Pero si hay una novela que define el espíritu verniano, esa es "Viaje al centro de la Tierra" (1864). El profesor Lidenbrock, un científico alemán con el temperamento de un volcán y la paciencia de una mecha corta, arrastra a su sobrino Axel por las entrañas de Islandia hasta las profundidades del planeta. ¿Es científicamente precisa? Por supuesto que no. El centro de la Tierra no alberga océanos subterráneos ni dinosaurios. Pero eso es lo de menos. Lo que Verne logró fue algo que la ciencia ficción posterior olvidó demasiado a menudo: hacer que el lector quisiera que fuera verdad. Lees a Verne y te dan ganas de hacer la maleta, no de cerrar el libro.

Lo que pocos saben es que Verne fue también un escritor atormentado. Su relación con su editor, Pierre-Jules Hetzel, fue una mezcla de colaboración y censura. Hetzel suavizó los finales más oscuros, eliminó las críticas políticas más afiladas y convirtió a Verne en un autor "para toda la familia" cuando el propio Verne soñaba con ser algo más incómodo. Su novela "París en el siglo XX", escrita en 1863, fue rechazada por Hetzel por ser "demasiado pesimista". En ella, Verne describía una ciudad dominada por la tecnología, donde el arte había muerto y los jóvenes vivían aplastados por un sistema financiero despiadado. El manuscrito se descubrió en 1994. Léanla y díganme si no les suena familiar.

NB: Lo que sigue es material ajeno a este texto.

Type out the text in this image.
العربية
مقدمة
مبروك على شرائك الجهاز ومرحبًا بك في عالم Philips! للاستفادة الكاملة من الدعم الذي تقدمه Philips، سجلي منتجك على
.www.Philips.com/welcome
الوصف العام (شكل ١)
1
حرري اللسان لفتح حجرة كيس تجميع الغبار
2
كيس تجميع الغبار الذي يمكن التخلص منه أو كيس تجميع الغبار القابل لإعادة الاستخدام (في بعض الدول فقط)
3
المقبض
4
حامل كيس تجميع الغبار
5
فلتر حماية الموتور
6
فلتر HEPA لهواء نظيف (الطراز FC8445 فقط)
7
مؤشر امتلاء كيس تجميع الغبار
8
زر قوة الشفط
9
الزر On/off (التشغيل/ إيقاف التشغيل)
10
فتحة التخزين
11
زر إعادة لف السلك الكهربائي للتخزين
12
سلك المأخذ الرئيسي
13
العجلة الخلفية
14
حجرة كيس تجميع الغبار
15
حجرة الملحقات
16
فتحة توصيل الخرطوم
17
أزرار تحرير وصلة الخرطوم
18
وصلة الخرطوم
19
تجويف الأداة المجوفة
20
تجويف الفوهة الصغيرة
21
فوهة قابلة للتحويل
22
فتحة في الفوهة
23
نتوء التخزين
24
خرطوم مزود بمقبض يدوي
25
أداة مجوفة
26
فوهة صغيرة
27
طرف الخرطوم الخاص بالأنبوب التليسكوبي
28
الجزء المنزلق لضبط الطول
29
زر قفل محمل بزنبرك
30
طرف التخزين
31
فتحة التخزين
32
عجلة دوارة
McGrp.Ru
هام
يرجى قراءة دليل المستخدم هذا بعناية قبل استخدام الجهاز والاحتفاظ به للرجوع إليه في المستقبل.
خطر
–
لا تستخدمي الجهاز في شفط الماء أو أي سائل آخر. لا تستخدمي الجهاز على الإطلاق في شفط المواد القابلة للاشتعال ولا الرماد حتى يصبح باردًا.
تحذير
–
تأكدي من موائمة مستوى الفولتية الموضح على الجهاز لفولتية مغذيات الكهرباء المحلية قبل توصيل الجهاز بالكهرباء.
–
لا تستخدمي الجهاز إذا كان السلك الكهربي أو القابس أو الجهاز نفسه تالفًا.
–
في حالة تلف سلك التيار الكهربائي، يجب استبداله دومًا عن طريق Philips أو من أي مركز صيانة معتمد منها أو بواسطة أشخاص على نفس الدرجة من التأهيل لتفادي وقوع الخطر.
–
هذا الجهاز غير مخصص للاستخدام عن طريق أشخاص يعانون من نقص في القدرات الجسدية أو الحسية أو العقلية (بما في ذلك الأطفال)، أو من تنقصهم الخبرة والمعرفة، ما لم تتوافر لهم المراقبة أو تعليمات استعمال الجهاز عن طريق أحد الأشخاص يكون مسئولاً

Además, su vida personal fue un desastre de manual. Su matrimonio con Honorine de Viane fue más un acuerdo logístico que una historia de amor. Su hijo Michel le causó más disgustos que alegrías: deudas, escándalos, matrimonios desastrosos. Y en 1886, su sobrino Gaston le disparó dos tiros, dejándolo cojo de por vida. Verne nunca explicó públicamente por qué su propio sobrino intentó matarlo. Ese misterio, esa herida que nunca cerró del todo, tiñó sus últimas obras de un pesimismo que sus lectores habituales apenas reconocían.

Su legado, sin embargo, es indestructible. Verne es el segundo autor más traducido de la historia, solo por detrás de Agatha Christie. Escribió más de sesenta novelas en su serie "Viajes Extraordinarios". Inspiró a ingenieros, astronautas, exploradores y cineastas. Cuando los tripulantes del Apollo 11 salieron de la atmósfera terrestre en 1969, varios de ellos habían leído "De la Tierra a la Luna" de niños. La cápsula de Verne, por cierto, despegaba desde Florida. La de la NASA, también. Coincidencia es una palabra demasiado pequeña para eso.

Lo más fascinante de Verne no es lo que predijo —los submarinos, los helicópteros, las videoconferencias, los viajes espaciales— sino cómo lo predijo. No desde la fantasía pura, sino desde la extrapolación rigurosa. Verne miraba lo que la ciencia de su tiempo estaba balbuceando y le daba voz adulta. Era un traductor entre lo posible y lo imaginable, un hombre que comprendió antes que nadie que la tecnología no es solo herramienta: es narrativa.

Hoy, a 198 años de su nacimiento, Jules Verne sigue siendo incómodo. Incómodo porque nos recuerda que un escritor del siglo XIX, armado con fichas de biblioteca y una pluma de ganso, vio el futuro con más claridad que la mayoría de los futurólogos del siglo XXI. Incómodo porque sus novelas, escritas hace más de ciento cincuenta años, siguen siendo más imaginativas que buena parte de la ciencia ficción contemporánea. Y sobre todo, incómodo porque nos obliga a hacernos una pregunta que nadie quiere responder: si Verne pudo imaginar tanto con tan poco, ¿qué excusa tenemos nosotros?